Wolfsburg-Trainer Mark van Bommel steht an der Seitenlinie im Pokalspiel bei Preußen Münster
Wolfsburgs Trainer Mark van Bommel

Dem Bundesligisten VfL Wolfsburg ist der 3:1-Sieg im DFB-Pokal beim SC Preußen Münster wegen eines Wechselfehlers nachträglich aberkannt worden. Das Sportgericht des Deutschen Fußball-Bundes (DFB) gab am Montag nach einer mündlichen Verhandlung in Frankfurt am Main dem Einspruch des Regionalligisten gegen die Wertung der Erstrundenpartie statt. Das Spiel wurde laut Sportgericht mit 2:0 für Preußen Münster gewertet.

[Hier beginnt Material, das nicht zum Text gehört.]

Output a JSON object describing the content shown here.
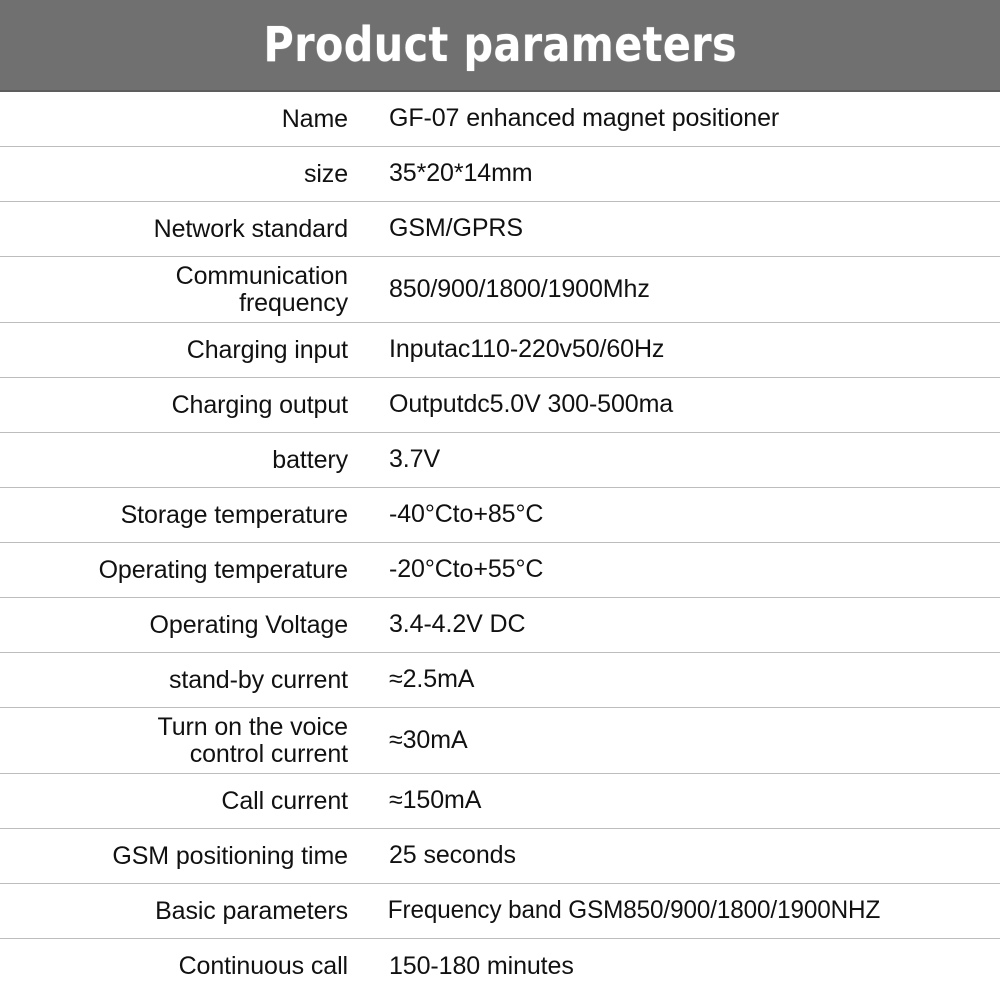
{
  "header": {
    "title": "Product parameters",
    "background_color": "#707070",
    "text_color": "#ffffff"
  },
  "table": {
    "label_column_header": "",
    "value_column_header": "",
    "divider_color": "#1d1d1d",
    "rows": [
      {
        "label": "Name",
        "value": "GF-07 enhanced magnet positioner"
      },
      {
        "label": "size",
        "value": "35*20*14mm"
      },
      {
        "label": "Network standard",
        "value": "GSM/GPRS"
      },
      {
        "label": "Communication\nfrequency",
        "value": "850/900/1800/1900Mhz"
      },
      {
        "label": "Charging input",
        "value": "Inputac110-220v50/60Hz"
      },
      {
        "label": "Charging output",
        "value": "Outputdc5.0V 300-500ma"
      },
      {
        "label": "battery",
        "value": "3.7V"
      },
      {
        "label": "Storage temperature",
        "value": "-40°Cto+85°C"
      },
      {
        "label": "Operating temperature",
        "value": "-20°Cto+55°C"
      },
      {
        "label": "Operating Voltage",
        "value": "3.4-4.2V DC"
      },
      {
        "label": "stand-by current",
        "value": "≈2.5mA"
      },
      {
        "label": "Turn on the voice\ncontrol current",
        "value": "≈30mA"
      },
      {
        "label": "Call current",
        "value": "≈150mA"
      },
      {
        "label": "GSM positioning time",
        "value": "25 seconds"
      },
      {
        "label": "Basic parameters",
        "value": "Frequency band GSM850/900/1800/1900NHZ"
      },
      {
        "label": "Continuous call",
        "value": "150-180 minutes"
      }
    ]
  }
}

Van Bommel brachte sechs Einwechselungen

Wolfsburgs Cheftrainer Mark van Bommel hatte in der Begegnung am 8. August in Münster insgesamt sechs Spieler eingewechselt. Dreimal hatte der Niederländer während der regulären Spielzeit ausgewechselt, drei weitere Profis kamen in der Verlängerung hinzu. Nach den DFB-Statuten ist das nicht erlaubt. Demnach hätte Admir Mehmedi nicht mehr für Maximilian Philipp eingewechselt werden dürfen.

Dem Champions-League-Teilnehmer waren die entsprechenden Bestimmungen des DFB offenbar nicht bekannt. In dem entsprechenden Paragrafen 31 heißt es:

Während des Spiels dürfen fünf Spieler ausgetauscht werden. Eine darüber hinaus gehende zusätzliche Auswechslung bei Spielen mit Verlängerung ist nicht zulässig.
DFB-Statuten, Paragraf 31

Eine andere Regelung galt bei der EM und beim olympischen Fußball-Turnier mit sechs erlaubten Wechsel im Falle einer Verlängerung.

Die Entscheidung des DFB-Sportgerichts ebnete Preußen Münster nicht nur den Weg in die zweite Pokal-Runde am 26./27. Oktober. Zugleich bescherte der Richterspruch dem Viertligisten eine fixe Prämie von rund 257.000 Euro.

VfL schon 2004 auf diese Weise ausgeschieden

Es ist nicht das erste Mal, dass der VfL Wolfsburg per Entscheidung am "Grünen Tisch" aus dem DFB-Pokal ausscheiden musste. Im Jahr 2004 hatten die Niedersachsen ihren Neuzugang Marian Hristov eingesetzt, obwohl der nach einer Roten Karte für seinen ehemaligen Verein 1. FC Kaiserslautern noch gesperrt war. Die Wolfsburger wollen aus dem Wechsel-Fauxpas beim Pflichtspiel-Einstand von van Bommel die Lehren ziehen.

Wolfsburg hat unterdessen am Dienstag fristgerecht Berufung gegen das Urteil des DFB-Sportgerichts eingelegt. Der Fall geht nun in die nächste Instanz vor das Bundesgericht des Deutschen Fußball-Bundes (DFB). Wann die Berufung verhandelt wird, steht noch nicht fest.

Dass der VfL Wolfsburg in Berufung geht, ist ein legitimes Rechtsmittel.
Peter Niemeyer

Münsters Sportdirektor Peter Niemeyer sagt in einer Pressemitteilung weiter: "Wir sind weiterhin davon überzeugt, mit unserem Einspruch gegen die Spielwertung nachvollziehbar und richtig gehandelt zu haben und hoffen, dass das Bundesgericht das gestrige Urteil bestätigen wird."